As Fred and Kim Kagan noted in The Weekly Standard,
Obama’s decision to use counterterror strategies for fighting Islamic
State is a recipe for failure. What Obama referred to as “a terrorist
organization,” is actually an insurgency that fights battles against
standing armies and wins. Counterterror operations cannot work against such a force.
So,
too, Obama’s asserted that his strategy for fighting Islamic State has
been tried and succeeded in Somalia and Yemen. Yet by all accounts,
jihadist forces in both countries are not only undefeated, they are
becoming stronger.
Obama’s strategy involves joining US air power
with anti-Islamic State forces on the ground in Iraq and Syria. Yet
aside from the Kurds, all the forces on the ground in both countries are
deeply problematic.
Just hours before Obama’s speech, the
leadership of Syria’s “moderate” rebel forces was decapitated in an
explosion. And for all their moderation, the leaders were part of an
anti-Assad coalition that included Islamic State.
Although he is
an Alawite, Bashar Assad and his forces are members of the Shi’ite
jihadist coalition led by Iran that includes Hezbollah.
These
forces are more dangerous than Islamic State. Yet US air strikes against
Islamic State will redound to their direct benefit.
Obama’s
refusal to acknowledge the existence of jihad – of both the Sunni and
Shi’ite variety – makes it impossible for him to devise a realistic
strategy for defeating jihadists. He rightly defines Islamic State as an
enemy of the US, but because he denies the existence of jihad, he is
incapable of putting Islamic State in its proper strategic context.

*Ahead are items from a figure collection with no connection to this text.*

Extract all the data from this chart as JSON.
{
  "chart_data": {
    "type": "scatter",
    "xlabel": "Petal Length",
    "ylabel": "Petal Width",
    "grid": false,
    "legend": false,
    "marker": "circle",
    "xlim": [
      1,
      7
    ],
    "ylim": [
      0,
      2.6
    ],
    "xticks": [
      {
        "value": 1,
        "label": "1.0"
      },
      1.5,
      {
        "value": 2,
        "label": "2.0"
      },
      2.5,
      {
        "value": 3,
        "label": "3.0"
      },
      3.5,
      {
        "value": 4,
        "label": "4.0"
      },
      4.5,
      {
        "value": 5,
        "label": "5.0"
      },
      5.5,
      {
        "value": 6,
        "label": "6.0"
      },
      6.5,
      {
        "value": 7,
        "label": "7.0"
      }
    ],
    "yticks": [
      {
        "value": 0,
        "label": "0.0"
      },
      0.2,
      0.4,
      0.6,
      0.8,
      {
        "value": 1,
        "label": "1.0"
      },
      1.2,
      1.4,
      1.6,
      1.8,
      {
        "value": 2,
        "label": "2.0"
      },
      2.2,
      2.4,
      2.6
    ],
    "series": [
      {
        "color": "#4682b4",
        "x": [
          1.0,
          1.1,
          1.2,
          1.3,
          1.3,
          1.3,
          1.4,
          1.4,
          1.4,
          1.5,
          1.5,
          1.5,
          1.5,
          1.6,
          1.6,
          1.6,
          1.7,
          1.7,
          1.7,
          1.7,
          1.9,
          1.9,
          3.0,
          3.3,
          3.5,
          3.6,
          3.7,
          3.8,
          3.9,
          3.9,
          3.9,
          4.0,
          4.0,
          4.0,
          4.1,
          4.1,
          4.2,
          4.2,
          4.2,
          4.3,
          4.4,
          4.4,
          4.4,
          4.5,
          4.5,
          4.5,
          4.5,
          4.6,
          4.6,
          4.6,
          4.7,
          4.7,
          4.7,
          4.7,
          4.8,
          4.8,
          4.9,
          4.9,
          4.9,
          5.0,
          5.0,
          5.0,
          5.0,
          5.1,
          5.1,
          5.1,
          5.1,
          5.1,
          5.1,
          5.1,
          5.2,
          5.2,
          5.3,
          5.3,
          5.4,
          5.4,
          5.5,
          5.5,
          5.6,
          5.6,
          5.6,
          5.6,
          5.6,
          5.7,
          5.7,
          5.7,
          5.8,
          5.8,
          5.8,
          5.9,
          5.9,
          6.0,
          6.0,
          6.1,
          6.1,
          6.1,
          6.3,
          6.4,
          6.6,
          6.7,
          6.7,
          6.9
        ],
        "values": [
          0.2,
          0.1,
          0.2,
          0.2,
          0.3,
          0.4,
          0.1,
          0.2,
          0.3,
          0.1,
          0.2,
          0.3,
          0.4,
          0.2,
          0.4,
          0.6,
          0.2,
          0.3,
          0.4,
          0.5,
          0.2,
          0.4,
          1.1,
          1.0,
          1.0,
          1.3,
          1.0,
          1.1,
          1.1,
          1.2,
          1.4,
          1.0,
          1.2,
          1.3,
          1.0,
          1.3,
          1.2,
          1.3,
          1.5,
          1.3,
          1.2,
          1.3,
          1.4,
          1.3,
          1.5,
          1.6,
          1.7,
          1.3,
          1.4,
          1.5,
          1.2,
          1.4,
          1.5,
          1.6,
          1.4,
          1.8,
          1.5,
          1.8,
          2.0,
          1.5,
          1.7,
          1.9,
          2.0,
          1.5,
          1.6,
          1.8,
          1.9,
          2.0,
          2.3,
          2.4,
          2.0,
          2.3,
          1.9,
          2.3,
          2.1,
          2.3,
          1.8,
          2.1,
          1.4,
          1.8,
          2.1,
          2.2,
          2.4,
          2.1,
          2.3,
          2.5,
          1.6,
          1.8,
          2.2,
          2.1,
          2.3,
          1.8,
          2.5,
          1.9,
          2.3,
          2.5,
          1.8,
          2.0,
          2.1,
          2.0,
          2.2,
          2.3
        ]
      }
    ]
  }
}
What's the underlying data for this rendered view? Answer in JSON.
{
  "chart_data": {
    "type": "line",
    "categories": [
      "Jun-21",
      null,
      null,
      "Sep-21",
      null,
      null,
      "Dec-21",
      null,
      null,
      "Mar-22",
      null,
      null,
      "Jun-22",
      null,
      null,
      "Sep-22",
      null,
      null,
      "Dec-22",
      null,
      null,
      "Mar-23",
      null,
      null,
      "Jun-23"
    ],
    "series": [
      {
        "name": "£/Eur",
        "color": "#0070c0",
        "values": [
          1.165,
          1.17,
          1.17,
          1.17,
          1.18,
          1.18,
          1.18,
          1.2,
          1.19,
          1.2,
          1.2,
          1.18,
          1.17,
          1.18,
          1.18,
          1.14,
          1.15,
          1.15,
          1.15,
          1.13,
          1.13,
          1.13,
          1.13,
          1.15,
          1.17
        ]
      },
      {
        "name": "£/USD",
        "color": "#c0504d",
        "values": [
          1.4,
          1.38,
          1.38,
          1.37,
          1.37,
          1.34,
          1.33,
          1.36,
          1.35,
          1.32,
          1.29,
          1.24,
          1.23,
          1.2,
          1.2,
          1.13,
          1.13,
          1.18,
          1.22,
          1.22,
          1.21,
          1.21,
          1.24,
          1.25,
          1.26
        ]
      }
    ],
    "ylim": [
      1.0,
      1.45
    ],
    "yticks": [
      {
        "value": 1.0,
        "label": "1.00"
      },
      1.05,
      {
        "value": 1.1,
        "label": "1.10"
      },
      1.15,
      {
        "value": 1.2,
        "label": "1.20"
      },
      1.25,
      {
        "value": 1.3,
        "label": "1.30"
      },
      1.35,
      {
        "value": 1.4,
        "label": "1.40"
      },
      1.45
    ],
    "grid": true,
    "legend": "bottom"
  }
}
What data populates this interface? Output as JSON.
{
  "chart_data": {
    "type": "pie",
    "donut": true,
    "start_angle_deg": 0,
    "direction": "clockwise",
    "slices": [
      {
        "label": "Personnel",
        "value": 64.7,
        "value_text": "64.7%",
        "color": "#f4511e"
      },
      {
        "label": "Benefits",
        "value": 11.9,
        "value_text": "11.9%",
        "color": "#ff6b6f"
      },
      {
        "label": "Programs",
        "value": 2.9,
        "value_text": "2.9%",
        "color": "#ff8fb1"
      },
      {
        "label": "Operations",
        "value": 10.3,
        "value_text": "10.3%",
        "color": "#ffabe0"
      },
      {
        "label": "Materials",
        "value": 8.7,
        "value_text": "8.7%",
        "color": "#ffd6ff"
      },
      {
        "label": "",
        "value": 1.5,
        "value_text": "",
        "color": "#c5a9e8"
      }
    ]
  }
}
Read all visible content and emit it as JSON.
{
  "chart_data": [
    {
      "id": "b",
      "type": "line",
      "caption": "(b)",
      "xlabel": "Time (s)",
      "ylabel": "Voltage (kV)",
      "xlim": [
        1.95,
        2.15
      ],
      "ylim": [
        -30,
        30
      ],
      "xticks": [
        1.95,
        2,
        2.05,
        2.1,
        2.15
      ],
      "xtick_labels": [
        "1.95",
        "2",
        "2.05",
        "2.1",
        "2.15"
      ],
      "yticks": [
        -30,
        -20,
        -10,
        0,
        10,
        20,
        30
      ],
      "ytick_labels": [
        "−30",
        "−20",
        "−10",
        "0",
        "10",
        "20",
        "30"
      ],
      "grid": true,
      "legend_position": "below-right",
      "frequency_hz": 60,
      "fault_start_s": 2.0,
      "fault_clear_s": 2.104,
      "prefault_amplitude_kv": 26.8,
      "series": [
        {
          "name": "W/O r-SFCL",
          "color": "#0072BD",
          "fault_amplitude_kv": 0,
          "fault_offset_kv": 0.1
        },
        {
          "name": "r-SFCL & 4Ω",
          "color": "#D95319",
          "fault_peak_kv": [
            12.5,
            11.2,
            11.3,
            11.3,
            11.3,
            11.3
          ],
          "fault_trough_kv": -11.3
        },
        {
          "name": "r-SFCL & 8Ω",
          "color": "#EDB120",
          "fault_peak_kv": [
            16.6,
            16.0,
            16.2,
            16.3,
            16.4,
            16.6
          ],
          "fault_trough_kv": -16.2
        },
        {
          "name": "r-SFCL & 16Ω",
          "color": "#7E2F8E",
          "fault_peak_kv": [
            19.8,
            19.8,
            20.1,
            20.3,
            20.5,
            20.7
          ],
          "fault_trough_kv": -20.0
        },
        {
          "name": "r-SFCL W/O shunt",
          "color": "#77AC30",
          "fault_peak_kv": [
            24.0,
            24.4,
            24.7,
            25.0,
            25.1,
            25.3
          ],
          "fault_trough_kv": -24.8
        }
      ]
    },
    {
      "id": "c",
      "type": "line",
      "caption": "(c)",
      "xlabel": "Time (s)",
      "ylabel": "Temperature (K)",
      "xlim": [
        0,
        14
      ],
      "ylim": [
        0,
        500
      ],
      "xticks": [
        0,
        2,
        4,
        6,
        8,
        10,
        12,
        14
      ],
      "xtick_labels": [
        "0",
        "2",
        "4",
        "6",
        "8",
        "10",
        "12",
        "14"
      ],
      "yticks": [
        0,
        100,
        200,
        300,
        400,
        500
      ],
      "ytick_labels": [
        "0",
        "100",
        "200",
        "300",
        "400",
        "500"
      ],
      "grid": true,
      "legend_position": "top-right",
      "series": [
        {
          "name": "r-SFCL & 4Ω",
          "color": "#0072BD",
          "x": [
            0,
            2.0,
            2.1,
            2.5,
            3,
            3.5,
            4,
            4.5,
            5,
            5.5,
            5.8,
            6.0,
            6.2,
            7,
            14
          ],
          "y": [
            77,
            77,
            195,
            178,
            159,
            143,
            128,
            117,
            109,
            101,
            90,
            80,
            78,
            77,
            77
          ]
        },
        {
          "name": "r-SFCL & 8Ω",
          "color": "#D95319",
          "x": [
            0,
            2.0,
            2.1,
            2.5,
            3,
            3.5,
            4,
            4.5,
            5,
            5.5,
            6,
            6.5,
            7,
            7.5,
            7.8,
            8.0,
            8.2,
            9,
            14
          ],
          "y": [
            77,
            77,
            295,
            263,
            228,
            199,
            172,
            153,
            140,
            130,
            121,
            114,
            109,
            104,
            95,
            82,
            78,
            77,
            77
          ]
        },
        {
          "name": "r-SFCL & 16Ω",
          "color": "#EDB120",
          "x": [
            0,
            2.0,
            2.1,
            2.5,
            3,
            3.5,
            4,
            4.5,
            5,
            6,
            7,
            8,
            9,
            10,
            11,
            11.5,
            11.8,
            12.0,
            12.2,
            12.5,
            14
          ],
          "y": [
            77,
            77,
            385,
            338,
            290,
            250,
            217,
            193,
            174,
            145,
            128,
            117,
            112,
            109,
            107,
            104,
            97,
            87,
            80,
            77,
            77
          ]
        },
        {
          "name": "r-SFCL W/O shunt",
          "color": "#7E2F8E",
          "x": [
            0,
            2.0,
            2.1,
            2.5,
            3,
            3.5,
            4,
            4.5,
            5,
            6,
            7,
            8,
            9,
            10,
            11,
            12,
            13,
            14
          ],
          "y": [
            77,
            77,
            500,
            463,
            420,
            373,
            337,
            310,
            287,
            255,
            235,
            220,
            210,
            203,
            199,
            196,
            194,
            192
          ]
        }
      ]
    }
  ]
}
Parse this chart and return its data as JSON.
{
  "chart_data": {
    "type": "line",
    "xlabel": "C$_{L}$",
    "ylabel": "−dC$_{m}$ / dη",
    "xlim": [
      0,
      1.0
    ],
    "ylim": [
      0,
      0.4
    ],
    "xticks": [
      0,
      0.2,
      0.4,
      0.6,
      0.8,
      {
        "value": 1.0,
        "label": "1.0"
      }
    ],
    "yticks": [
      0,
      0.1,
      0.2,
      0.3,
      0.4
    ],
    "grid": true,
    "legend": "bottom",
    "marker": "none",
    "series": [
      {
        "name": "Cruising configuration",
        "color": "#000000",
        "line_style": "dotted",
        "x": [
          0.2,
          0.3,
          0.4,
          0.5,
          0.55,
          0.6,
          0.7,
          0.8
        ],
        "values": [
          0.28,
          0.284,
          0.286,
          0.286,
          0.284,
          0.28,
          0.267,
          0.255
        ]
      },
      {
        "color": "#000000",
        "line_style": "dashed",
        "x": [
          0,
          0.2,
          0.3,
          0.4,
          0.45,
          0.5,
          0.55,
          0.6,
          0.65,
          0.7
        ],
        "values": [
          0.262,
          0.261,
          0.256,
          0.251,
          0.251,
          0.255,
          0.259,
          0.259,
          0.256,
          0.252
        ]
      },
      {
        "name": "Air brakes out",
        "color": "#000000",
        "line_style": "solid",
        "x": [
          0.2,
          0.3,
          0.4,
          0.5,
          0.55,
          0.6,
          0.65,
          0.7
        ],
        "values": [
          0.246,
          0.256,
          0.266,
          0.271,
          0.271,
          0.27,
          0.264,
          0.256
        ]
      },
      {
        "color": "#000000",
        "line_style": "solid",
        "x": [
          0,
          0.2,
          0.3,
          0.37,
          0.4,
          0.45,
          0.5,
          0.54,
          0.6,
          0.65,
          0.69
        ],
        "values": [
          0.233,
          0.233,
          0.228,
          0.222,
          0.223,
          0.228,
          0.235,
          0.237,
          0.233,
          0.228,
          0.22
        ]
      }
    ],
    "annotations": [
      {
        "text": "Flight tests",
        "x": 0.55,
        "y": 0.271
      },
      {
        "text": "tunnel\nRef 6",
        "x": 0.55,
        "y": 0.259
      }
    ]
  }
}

Among the many forces fighting on the ground in Iraq and Syria today,
you have two jihadist forces – one Shi’ite and one Sunni – that are
fighting each other. Both are enemies of America and its allies.
To
be sure, Islamic State must be confronted and defeated – just as Iran,
Hezbollah, al-Qaida, Hamas and Boko Haram need to be defeated.
Defeating only one group empowers others, and so you keep ending up where you started.
Yet
rather than understand that while jihadist forces may oppose one
another, the threat they pose to the free world is indivisible, as Obama
focuses on Islamic State, he is enabling Iran to expand its power in
Iraq and Syria, and to complete its nuclear weapons program.
Last
week the International Atomic Energy Agency reported that Iran continues
to hide key information about its nuclear program from the UN nuclear
watchdog, despite its agreement to provide the IAEA with full
transparency last November.
The Iranians continue to bar IAEA
inspectors from the suspected military nuclear installation at Parchin.
Negotiations on a nuclear accord between the US and its partners and
Iran are going nowhere. According to Western diplomatic sources, the
failure to reach an accord owes entirely to Iran’s refusal to compromise
on any substantive nuclear issues.
While Iran refuses to provide
transparency to the IAEA, its guiding strategy is clear to the naked
eye. It is prolonging negotiations to buy time to complete its nuclear
program.
However, Obama, who insists that Islamic State “terrorists are unique in their brutality,” refuses to see the true picture.
The
truth revealed on Wednesday night is that Obama cannot lead a
successful war against the forces of Islamic jihad that threaten
humanity. He cannot do so because he rejects the moral clarity required
to confront the danger.
He cannot successfully lead the war because, as we saw once again on Wednesday night, he is not a leader. He is a politician."